Solution : Hashing Salt – To prevent that, each user chooses a password, and is given a random string, the hashing salt. The hashing function operates on both the password and the salt. So, if two users have same password, but different salts, then they’ll have different hashes. This renders both the above techniques/problems useless. Now, to get the correct hash, the hacker has to input the correct password and the correct salt to the hashing function. This means that –
The first problem where someone else pre-computed the password-hash table is solved, since now that person has to make password-salt-hash table (for every password and every salt combination, what’s the hash), which is going to be too many possible combinations. If there are 10 million possible passwords, and 10 million possible salts, there would be 100 million million combinations (I don’t even know what million million even is). If there are 10 common salts which are used very often, then the person can make a table with all the 10 million passwords hashed for the 10 common salts. Alternatively, the person can hash the 10 most common password with 10 million possible hashes. Thus, it’s important to have both strong passwords and random salts.
The second problem is also kind of solved, since the person would have to solve the hash of common passwords with each salt in the table (note that he doesn’t have to do it for all 10 million combinations, only the ones present in the table). Again, not using easy generic password like “password”,”hello”, etc. would solve this issue.
Weak salts? One of the flaws with hashing is that it could have weak salts. WPA/WPA-2 is quite robust, but since it used the SSID of the network as salt, the routers which use default SSID’s (“linksys”,”netgear”,etc.) are more vulnerable than others since rainbow tables exist which have hashes for most common passwords and most common SSIDs. That said, I’d like to re-iterate, WPA/WPA-2 is still quite damn secure, and I pointed this out only as a relevant example.
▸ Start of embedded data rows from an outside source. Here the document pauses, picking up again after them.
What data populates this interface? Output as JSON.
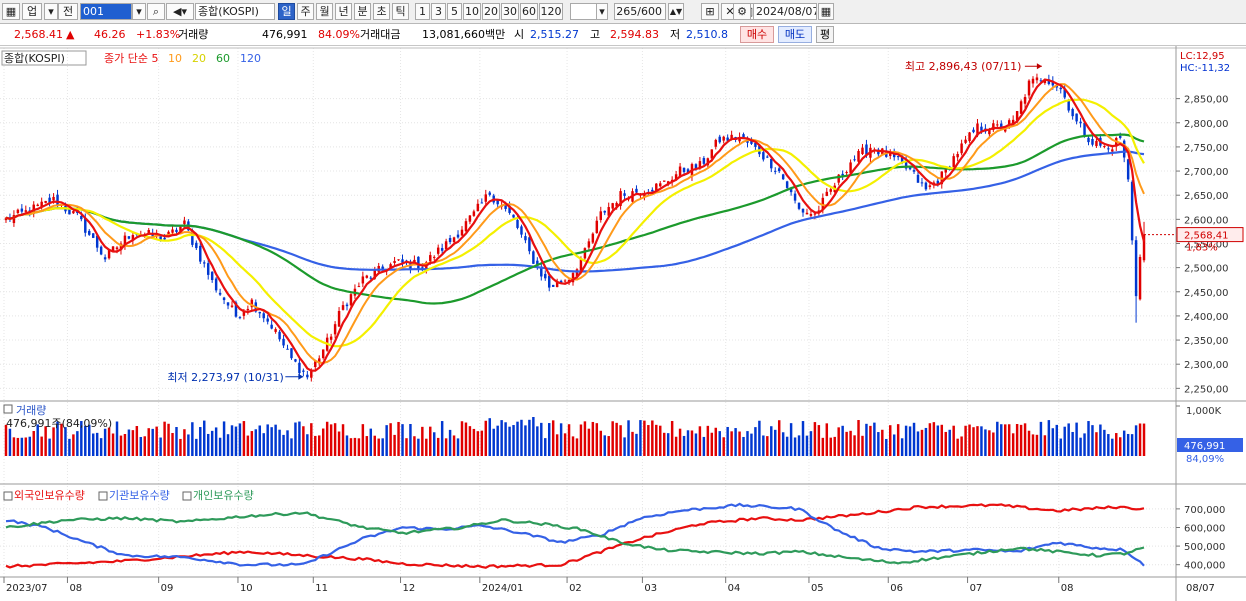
{
  "toolbar": {
    "market_label": "업",
    "prev_label": "전",
    "code_value": "001",
    "name_value": "종합(KOSPI)",
    "period_tabs": [
      {
        "label": "일",
        "selected": true
      },
      {
        "label": "주",
        "selected": false
      },
      {
        "label": "월",
        "selected": false
      },
      {
        "label": "년",
        "selected": false
      },
      {
        "label": "분",
        "selected": false
      },
      {
        "label": "초",
        "selected": false
      },
      {
        "label": "틱",
        "selected": false
      }
    ],
    "interval_buttons": [
      "1",
      "3",
      "5",
      "10",
      "20",
      "30",
      "60",
      "120"
    ],
    "count_value": "265/600",
    "date_value": "2024/08/07"
  },
  "quote": {
    "price": "2,568.41",
    "arrow": "▲",
    "change": "46.26",
    "change_pct": "+1.83%",
    "volume_label": "거래량",
    "volume": "476,991",
    "volume_ratio": "84.09%",
    "amount_label": "거래대금",
    "amount": "13,081,660백만",
    "open_label": "시",
    "open": "2,515.27",
    "high_label": "고",
    "high": "2,594.83",
    "low_label": "저",
    "low": "2,510.8",
    "buy_label": "매수",
    "sell_label": "매도",
    "eval_label": "평"
  },
  "colors": {
    "up": "#e00000",
    "down": "#0037d0",
    "ma5": "#e81010",
    "ma10": "#ff9a1a",
    "ma20": "#f4f000",
    "ma60": "#1c9a2c",
    "ma120": "#3561e6",
    "foreign": "#e81010",
    "institution": "#3561e6",
    "individual": "#2e9a5a"
  },
  "chart_data": [
    {
      "type": "candlestick",
      "name": "종합(KOSPI)",
      "legend": [
        {
          "label": "종합(KOSPI)"
        },
        {
          "label": "종가 단순 5",
          "color": "#e81010"
        },
        {
          "label": "10",
          "color": "#ff9a1a"
        },
        {
          "label": "20",
          "color": "#d6d200"
        },
        {
          "label": "60",
          "color": "#1c9a2c"
        },
        {
          "label": "120",
          "color": "#3561e6"
        }
      ],
      "ylim": [
        2230,
        2930
      ],
      "y_ticks": [
        "2,850,00",
        "2,800,00",
        "2,750,00",
        "2,700,00",
        "2,650,00",
        "2,600,00",
        "2,550,00",
        "2,500,00",
        "2,450,00",
        "2,400,00",
        "2,350,00",
        "2,300,00",
        "2,250,00"
      ],
      "y_tick_values": [
        2850,
        2800,
        2750,
        2700,
        2650,
        2600,
        2550,
        2500,
        2450,
        2400,
        2350,
        2300,
        2250
      ],
      "lc": "LC:12,95",
      "hc": "HC:-11,32",
      "last_price": "2,568,41",
      "last_change_pct": "1,83%",
      "high_annotation": "최고 2,896,43 (07/11)",
      "low_annotation": "최저 2,273,97 (10/31)",
      "high_value": 2896.43,
      "low_value": 2273.97,
      "anchors": [
        {
          "t": 0,
          "v": 2600
        },
        {
          "t": 5,
          "v": 2615
        },
        {
          "t": 12,
          "v": 2640
        },
        {
          "t": 18,
          "v": 2605
        },
        {
          "t": 25,
          "v": 2520
        },
        {
          "t": 32,
          "v": 2575
        },
        {
          "t": 40,
          "v": 2560
        },
        {
          "t": 45,
          "v": 2590
        },
        {
          "t": 52,
          "v": 2470
        },
        {
          "t": 58,
          "v": 2400
        },
        {
          "t": 62,
          "v": 2430
        },
        {
          "t": 67,
          "v": 2380
        },
        {
          "t": 72,
          "v": 2310
        },
        {
          "t": 76,
          "v": 2274
        },
        {
          "t": 81,
          "v": 2345
        },
        {
          "t": 85,
          "v": 2420
        },
        {
          "t": 90,
          "v": 2475
        },
        {
          "t": 98,
          "v": 2510
        },
        {
          "t": 105,
          "v": 2505
        },
        {
          "t": 112,
          "v": 2555
        },
        {
          "t": 118,
          "v": 2610
        },
        {
          "t": 122,
          "v": 2655
        },
        {
          "t": 128,
          "v": 2600
        },
        {
          "t": 132,
          "v": 2530
        },
        {
          "t": 137,
          "v": 2460
        },
        {
          "t": 142,
          "v": 2480
        },
        {
          "t": 146,
          "v": 2530
        },
        {
          "t": 150,
          "v": 2610
        },
        {
          "t": 155,
          "v": 2650
        },
        {
          "t": 160,
          "v": 2660
        },
        {
          "t": 165,
          "v": 2670
        },
        {
          "t": 170,
          "v": 2700
        },
        {
          "t": 175,
          "v": 2710
        },
        {
          "t": 180,
          "v": 2765
        },
        {
          "t": 185,
          "v": 2770
        },
        {
          "t": 190,
          "v": 2740
        },
        {
          "t": 195,
          "v": 2700
        },
        {
          "t": 200,
          "v": 2620
        },
        {
          "t": 204,
          "v": 2610
        },
        {
          "t": 208,
          "v": 2660
        },
        {
          "t": 213,
          "v": 2720
        },
        {
          "t": 218,
          "v": 2750
        },
        {
          "t": 223,
          "v": 2730
        },
        {
          "t": 228,
          "v": 2700
        },
        {
          "t": 232,
          "v": 2660
        },
        {
          "t": 236,
          "v": 2690
        },
        {
          "t": 240,
          "v": 2740
        },
        {
          "t": 245,
          "v": 2790
        },
        {
          "t": 250,
          "v": 2790
        },
        {
          "t": 254,
          "v": 2800
        },
        {
          "t": 258,
          "v": 2880
        },
        {
          "t": 262,
          "v": 2896
        },
        {
          "t": 266,
          "v": 2870
        },
        {
          "t": 270,
          "v": 2800
        },
        {
          "t": 274,
          "v": 2760
        },
        {
          "t": 278,
          "v": 2745
        },
        {
          "t": 281,
          "v": 2770
        },
        {
          "t": 283,
          "v": 2680
        },
        {
          "t": 285,
          "v": 2441
        },
        {
          "t": 286,
          "v": 2522
        },
        {
          "t": 287,
          "v": 2568
        }
      ]
    },
    {
      "type": "bar",
      "name": "거래량",
      "label": "거래량",
      "current": "476,991주(84,09%)",
      "ylim": [
        0,
        1000000
      ],
      "y_ticks": [
        "1,000K"
      ],
      "last_value": "476,991",
      "last_ratio": "84,09%"
    },
    {
      "type": "line",
      "name": "보유수량",
      "ylim": [
        350000,
        780000
      ],
      "y_ticks": [
        "700,000",
        "600,000",
        "500,000",
        "400,000"
      ],
      "y_tick_values": [
        700000,
        600000,
        500000,
        400000
      ],
      "series": [
        {
          "name": "외국인보유수량",
          "color": "#e81010",
          "anchors": [
            [
              0,
              390000
            ],
            [
              30,
              420000
            ],
            [
              60,
              470000
            ],
            [
              90,
              430000
            ],
            [
              100,
              405000
            ],
            [
              120,
              390000
            ],
            [
              140,
              400000
            ],
            [
              150,
              470000
            ],
            [
              160,
              540000
            ],
            [
              175,
              620000
            ],
            [
              190,
              650000
            ],
            [
              200,
              640000
            ],
            [
              215,
              670000
            ],
            [
              230,
              710000
            ],
            [
              250,
              720000
            ],
            [
              265,
              690000
            ],
            [
              280,
              710000
            ],
            [
              287,
              700000
            ]
          ]
        },
        {
          "name": "기관보유수량",
          "color": "#3561e6",
          "anchors": [
            [
              0,
              640000
            ],
            [
              10,
              600000
            ],
            [
              20,
              520000
            ],
            [
              30,
              450000
            ],
            [
              45,
              440000
            ],
            [
              60,
              400000
            ],
            [
              75,
              400000
            ],
            [
              90,
              540000
            ],
            [
              100,
              600000
            ],
            [
              110,
              590000
            ],
            [
              120,
              610000
            ],
            [
              130,
              570000
            ],
            [
              140,
              520000
            ],
            [
              150,
              560000
            ],
            [
              160,
              650000
            ],
            [
              170,
              690000
            ],
            [
              185,
              720000
            ],
            [
              200,
              700000
            ],
            [
              210,
              580000
            ],
            [
              220,
              490000
            ],
            [
              230,
              470000
            ],
            [
              245,
              480000
            ],
            [
              255,
              470000
            ],
            [
              265,
              520000
            ],
            [
              275,
              490000
            ],
            [
              282,
              480000
            ],
            [
              287,
              400000
            ]
          ]
        },
        {
          "name": "개인보유수량",
          "color": "#2e9a5a",
          "anchors": [
            [
              0,
              600000
            ],
            [
              15,
              640000
            ],
            [
              30,
              650000
            ],
            [
              45,
              630000
            ],
            [
              60,
              660000
            ],
            [
              75,
              680000
            ],
            [
              90,
              600000
            ],
            [
              100,
              570000
            ],
            [
              115,
              600000
            ],
            [
              125,
              640000
            ],
            [
              135,
              620000
            ],
            [
              145,
              590000
            ],
            [
              155,
              520000
            ],
            [
              165,
              480000
            ],
            [
              175,
              470000
            ],
            [
              190,
              460000
            ],
            [
              200,
              470000
            ],
            [
              215,
              430000
            ],
            [
              225,
              410000
            ],
            [
              240,
              450000
            ],
            [
              255,
              490000
            ],
            [
              265,
              470000
            ],
            [
              275,
              450000
            ],
            [
              282,
              460000
            ],
            [
              287,
              490000
            ]
          ]
        }
      ]
    }
  ],
  "x_axis": {
    "labels": [
      {
        "label": "2023/07",
        "t": 0
      },
      {
        "label": "08",
        "t": 16
      },
      {
        "label": "09",
        "t": 39
      },
      {
        "label": "10",
        "t": 59
      },
      {
        "label": "11",
        "t": 78
      },
      {
        "label": "12",
        "t": 100
      },
      {
        "label": "2024/01",
        "t": 120
      },
      {
        "label": "02",
        "t": 142
      },
      {
        "label": "03",
        "t": 161
      },
      {
        "label": "04",
        "t": 182
      },
      {
        "label": "05",
        "t": 203
      },
      {
        "label": "06",
        "t": 223
      },
      {
        "label": "07",
        "t": 243
      },
      {
        "label": "08",
        "t": 266
      }
    ],
    "last_date": "08/07"
  },
  "sub_legend": [
    {
      "label": "외국인보유수량",
      "color": "#e81010"
    },
    {
      "label": "기관보유수량",
      "color": "#3561e6"
    },
    {
      "label": "개인보유수량",
      "color": "#2e9a5a"
    }
  ]
}
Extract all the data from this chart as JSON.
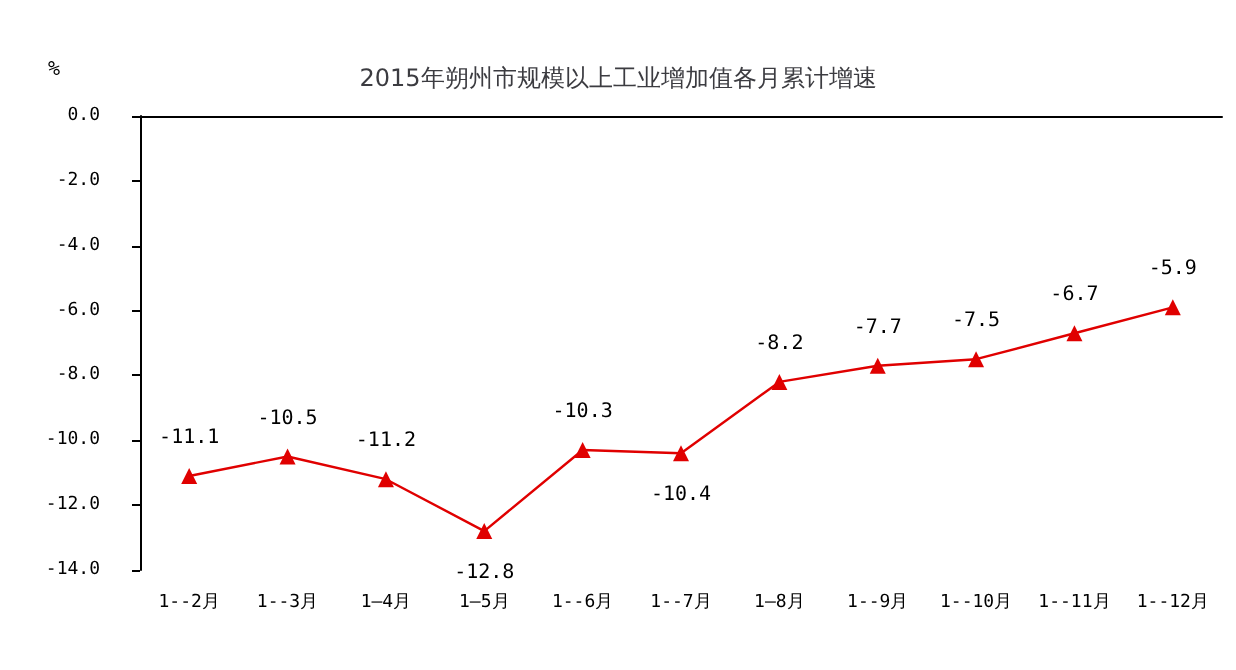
{
  "chart_data": {
    "type": "line",
    "title": "2015年朔州市规模以上工业增加值各月累计增速",
    "ylabel": "%",
    "categories": [
      "1--2月",
      "1--3月",
      "1—4月",
      "1—5月",
      "1--6月",
      "1--7月",
      "1—8月",
      "1--9月",
      "1--10月",
      "1--11月",
      "1--12月"
    ],
    "series": [
      {
        "color": "#e00000",
        "values": [
          -11.1,
          -10.5,
          -11.2,
          -12.8,
          -10.3,
          -10.4,
          -8.2,
          -7.7,
          -7.5,
          -6.7,
          -5.9
        ]
      }
    ],
    "ylim": [
      -14,
      0
    ],
    "yticks": [
      {
        "value": 0,
        "label": "0.0"
      },
      {
        "value": -2,
        "label": "-2.0"
      },
      {
        "value": -4,
        "label": "-4.0"
      },
      {
        "value": -6,
        "label": "-6.0"
      },
      {
        "value": -8,
        "label": "-8.0"
      },
      {
        "value": -10,
        "label": "-10.0"
      },
      {
        "value": -12,
        "label": "-12.0"
      },
      {
        "value": -14,
        "label": "-14.0"
      }
    ],
    "data_labels": true,
    "grid": false,
    "marker": "triangle",
    "line_style": "solid"
  }
}
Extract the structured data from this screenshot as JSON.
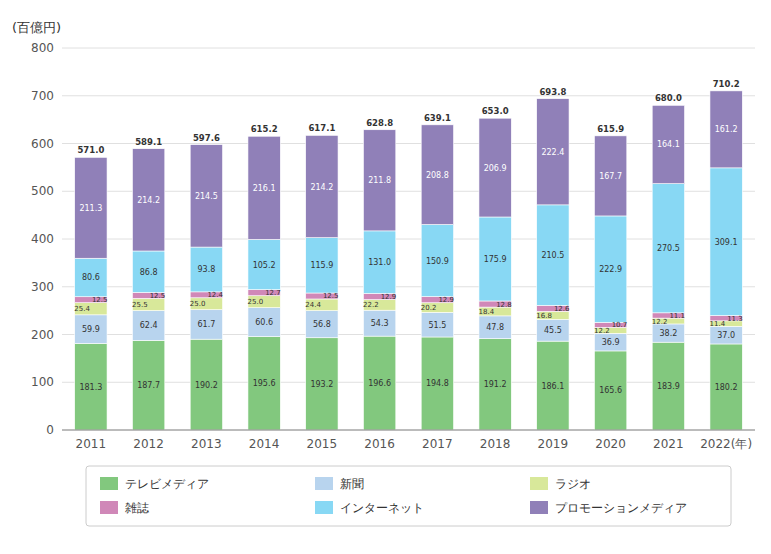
{
  "chart_data": {
    "type": "bar",
    "stacked": true,
    "data_labels": true,
    "grid": true,
    "legend": "bottom",
    "y_label": "(百億円)",
    "categories": [
      "2011",
      "2012",
      "2013",
      "2014",
      "2015",
      "2016",
      "2017",
      "2018",
      "2019",
      "2020",
      "2021",
      "2022(年)"
    ],
    "ylim": [
      0,
      800
    ],
    "yticks": [
      0,
      100,
      200,
      300,
      400,
      500,
      600,
      700,
      800
    ],
    "series": [
      {
        "name": "テレビメディア",
        "color": "#82c87e",
        "values": [
          181.3,
          187.7,
          190.2,
          195.6,
          193.2,
          196.6,
          194.8,
          191.2,
          186.1,
          165.6,
          183.9,
          180.2
        ],
        "value_labels": [
          "181.3",
          "187.7",
          "190.2",
          "195.6",
          "193.2",
          "196.6",
          "194.8",
          "191.2",
          "186.1",
          "165.6",
          "183.9",
          "180.2"
        ]
      },
      {
        "name": "新聞",
        "color": "#b8d4ee",
        "values": [
          59.9,
          62.4,
          61.7,
          60.6,
          56.8,
          54.3,
          51.5,
          47.8,
          45.5,
          36.9,
          38.2,
          37.0
        ],
        "value_labels": [
          "59.9",
          "62.4",
          "61.7",
          "60.6",
          "56.8",
          "54.3",
          "51.5",
          "47.8",
          "45.5",
          "36.9",
          "38.2",
          "37.0"
        ]
      },
      {
        "name": "ラジオ",
        "color": "#d8e89a",
        "values": [
          25.4,
          25.5,
          25.0,
          25.0,
          24.4,
          22.2,
          20.2,
          18.4,
          16.8,
          12.2,
          12.2,
          11.4
        ],
        "value_labels": [
          "25.4",
          "25.5",
          "25.0",
          "25.0",
          "24.4",
          "22.2",
          "20.2",
          "18.4",
          "16.8",
          "12.2",
          "12.2",
          "11.4"
        ]
      },
      {
        "name": "雑誌",
        "color": "#d088b8",
        "values": [
          12.5,
          12.5,
          12.4,
          12.7,
          12.5,
          12.9,
          12.9,
          12.8,
          12.6,
          10.7,
          11.1,
          11.3
        ],
        "value_labels": [
          "12.5",
          "12.5",
          "12.4",
          "12.7",
          "12.5",
          "12.9",
          "12.9",
          "12.8",
          "12.6",
          "10.7",
          "11.1",
          "11.3"
        ]
      },
      {
        "name": "インターネット",
        "color": "#88d8f4",
        "values": [
          80.6,
          86.8,
          93.8,
          105.2,
          115.9,
          131.0,
          150.9,
          175.9,
          210.5,
          222.9,
          270.5,
          309.1
        ],
        "value_labels": [
          "80.6",
          "86.8",
          "93.8",
          "105.2",
          "115.9",
          "131.0",
          "150.9",
          "175.9",
          "210.5",
          "222.9",
          "270.5",
          "309.1"
        ]
      },
      {
        "name": "プロモーションメディア",
        "color": "#9080b8",
        "values": [
          211.3,
          214.2,
          214.5,
          216.1,
          214.2,
          211.8,
          208.8,
          206.9,
          222.4,
          167.7,
          164.1,
          161.2
        ],
        "value_labels": [
          "211.3",
          "214.2",
          "214.5",
          "216.1",
          "214.2",
          "211.8",
          "208.8",
          "206.9",
          "222.4",
          "167.7",
          "164.1",
          "161.2"
        ]
      }
    ],
    "totals": [
      571.0,
      589.1,
      597.6,
      615.2,
      617.1,
      628.8,
      639.1,
      653.0,
      693.8,
      615.9,
      680.0,
      710.2
    ],
    "total_labels": [
      "571.0",
      "589.1",
      "597.6",
      "615.2",
      "617.1",
      "628.8",
      "639.1",
      "653.0",
      "693.8",
      "615.9",
      "680.0",
      "710.2"
    ]
  }
}
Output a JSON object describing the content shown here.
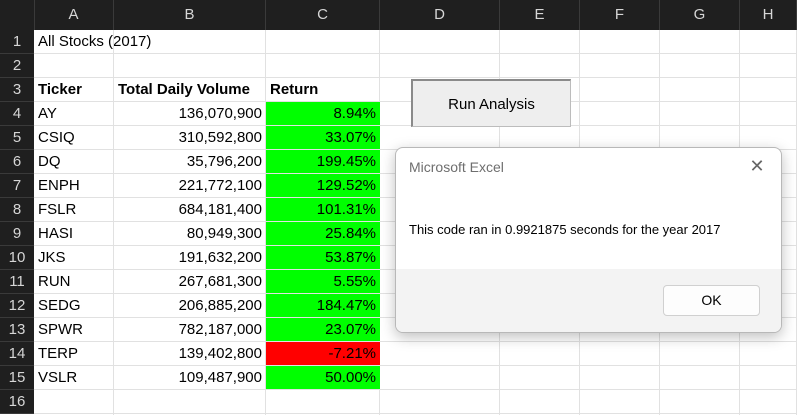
{
  "sheet": {
    "columns": [
      "A",
      "B",
      "C",
      "D",
      "E",
      "F",
      "G",
      "H"
    ],
    "rows": [
      "1",
      "2",
      "3",
      "4",
      "5",
      "6",
      "7",
      "8",
      "9",
      "10",
      "11",
      "12",
      "13",
      "14",
      "15",
      "16"
    ],
    "title": "All Stocks (2017)",
    "headers": {
      "ticker": "Ticker",
      "volume": "Total Daily Volume",
      "return": "Return"
    },
    "data": [
      {
        "ticker": "AY",
        "volume": "136,070,900",
        "return": "8.94%",
        "positive": true
      },
      {
        "ticker": "CSIQ",
        "volume": "310,592,800",
        "return": "33.07%",
        "positive": true
      },
      {
        "ticker": "DQ",
        "volume": "35,796,200",
        "return": "199.45%",
        "positive": true
      },
      {
        "ticker": "ENPH",
        "volume": "221,772,100",
        "return": "129.52%",
        "positive": true
      },
      {
        "ticker": "FSLR",
        "volume": "684,181,400",
        "return": "101.31%",
        "positive": true
      },
      {
        "ticker": "HASI",
        "volume": "80,949,300",
        "return": "25.84%",
        "positive": true
      },
      {
        "ticker": "JKS",
        "volume": "191,632,200",
        "return": "53.87%",
        "positive": true
      },
      {
        "ticker": "RUN",
        "volume": "267,681,300",
        "return": "5.55%",
        "positive": true
      },
      {
        "ticker": "SEDG",
        "volume": "206,885,200",
        "return": "184.47%",
        "positive": true
      },
      {
        "ticker": "SPWR",
        "volume": "782,187,000",
        "return": "23.07%",
        "positive": true
      },
      {
        "ticker": "TERP",
        "volume": "139,402,800",
        "return": "-7.21%",
        "positive": false
      },
      {
        "ticker": "VSLR",
        "volume": "109,487,900",
        "return": "50.00%",
        "positive": true
      }
    ],
    "colors": {
      "positive": "#00ff00",
      "negative": "#ff0000"
    }
  },
  "button": {
    "label": "Run Analysis"
  },
  "dialog": {
    "title": "Microsoft Excel",
    "message": "This code ran in 0.9921875 seconds for the year 2017",
    "ok_label": "OK",
    "close_icon": "close-icon"
  }
}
Out of all the leaks so far, I had accounts in 4 of the leaks. My account was there in the Myspace leak, the LinkedIn leak, the dropbox leak, and the 000webhost leak. I had to change my password on multiple sites on multiple occasions.
One way to find out if you’re compromised is to look for all the dumps and check manually if you’re in them. However, that’s practically impossible (not all dumps are public, and looking for your name/email in a huge file takes the computer more time than you’d guess). Fortunately, there’s a website which specifically exists for this purpose, known as LeakedSource. You can search using your email free of cost. They offer some extra functionality for pretty affordable rates ($4 paypal, $2 bitcoin).
I am compromised
If you find out that your account is indeed compromised, then I suggest you quickly change your password on all services that you use which have the same password. Better yet, change all your passwords. It’s good practice to keep changing your passwords regularly anyway. Also, if a website has the two step authentication feature, then it’s suggested that you use it.